Now, these descriptions are not spoilers, rather an explanation of the unpredictability and how the sound effects the playthrough. It’s as hard to predict as the jump scares. The sound could be low and eerie for minutes on end, filling you with a false sense of safety, and then shift to pulsing and unforgiving. The audio is a triumph and part of what makes F.E.A.R. so memorable, next to the gameplay of course.
The franchise has always boasted about its intelligent A.I., and they have every reason. The enemies are ruthless. They are intense, smart, and will use strategy to their advantage whenever possible to overcome you, which prevents the combat from turning into mindless shooting arenas. Thankfully, though, there are enough tools at the players disposal to handle the A.I. The franchise is known for its slow-mo shooting, or bullet time for lack of a better phrase, which allows you to exploit your enemies and really play with the rag doll physics. There are an array of weapons to use, as well as mech suits, and varying enemy types to keep you on your toes. During my playthrough, I was happy to see that I actually had to think when it came to difficult combat scenarios, instead of shoot, wait for the enemy to get out of cover, lob several grenades, and shoot some more. It is not your typical run-and-gun shooter, which is something that should be appreciated.

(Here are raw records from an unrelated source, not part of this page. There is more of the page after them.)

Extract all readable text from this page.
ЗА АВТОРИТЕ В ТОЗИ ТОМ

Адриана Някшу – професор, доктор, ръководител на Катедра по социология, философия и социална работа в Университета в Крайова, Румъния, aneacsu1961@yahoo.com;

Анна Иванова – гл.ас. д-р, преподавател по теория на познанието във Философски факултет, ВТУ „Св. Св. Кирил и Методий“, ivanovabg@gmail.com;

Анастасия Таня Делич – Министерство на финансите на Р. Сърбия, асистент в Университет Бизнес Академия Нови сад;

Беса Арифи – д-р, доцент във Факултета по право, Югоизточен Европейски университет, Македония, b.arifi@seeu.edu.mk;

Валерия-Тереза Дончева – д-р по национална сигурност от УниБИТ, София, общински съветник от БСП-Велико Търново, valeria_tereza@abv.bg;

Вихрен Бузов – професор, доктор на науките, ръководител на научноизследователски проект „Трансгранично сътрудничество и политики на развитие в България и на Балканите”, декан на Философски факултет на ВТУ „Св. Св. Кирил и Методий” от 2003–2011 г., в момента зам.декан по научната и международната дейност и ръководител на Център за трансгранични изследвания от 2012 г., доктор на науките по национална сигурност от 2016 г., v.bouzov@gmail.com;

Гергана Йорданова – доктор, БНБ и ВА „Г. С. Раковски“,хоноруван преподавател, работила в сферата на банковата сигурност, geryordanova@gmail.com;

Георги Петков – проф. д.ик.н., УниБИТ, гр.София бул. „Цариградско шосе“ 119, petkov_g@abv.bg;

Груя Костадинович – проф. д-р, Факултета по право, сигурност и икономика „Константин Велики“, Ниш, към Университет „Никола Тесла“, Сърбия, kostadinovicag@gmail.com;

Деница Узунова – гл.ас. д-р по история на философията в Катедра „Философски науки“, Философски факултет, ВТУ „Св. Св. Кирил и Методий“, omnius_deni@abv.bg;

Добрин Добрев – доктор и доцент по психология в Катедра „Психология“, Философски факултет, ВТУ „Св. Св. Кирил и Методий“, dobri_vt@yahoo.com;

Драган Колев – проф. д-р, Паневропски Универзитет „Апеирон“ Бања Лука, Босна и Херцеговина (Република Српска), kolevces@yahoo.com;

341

There are many horror titles to entertain yourself with during this spooky month, not to mention awesome new titles available. I cannot force you to dig out your PS3 and return to 2009 when you have a brand new PS4 staring you in the face. What I can do is politely suggest F.E.A.R. 2: Project Origin and say that you will not regret it. It has intense gameplay, jump scares, a decent story, and mixes genres nicely between shooter and horror. So, if you’re feeling nostalgic and looking for a horror game that you may have missed, never got the chance to play, or something for your Twitch feed, especially if you’re doing a seasonal stream, give F.E.A.R. 2 a chance. I do not think you will be disappointed.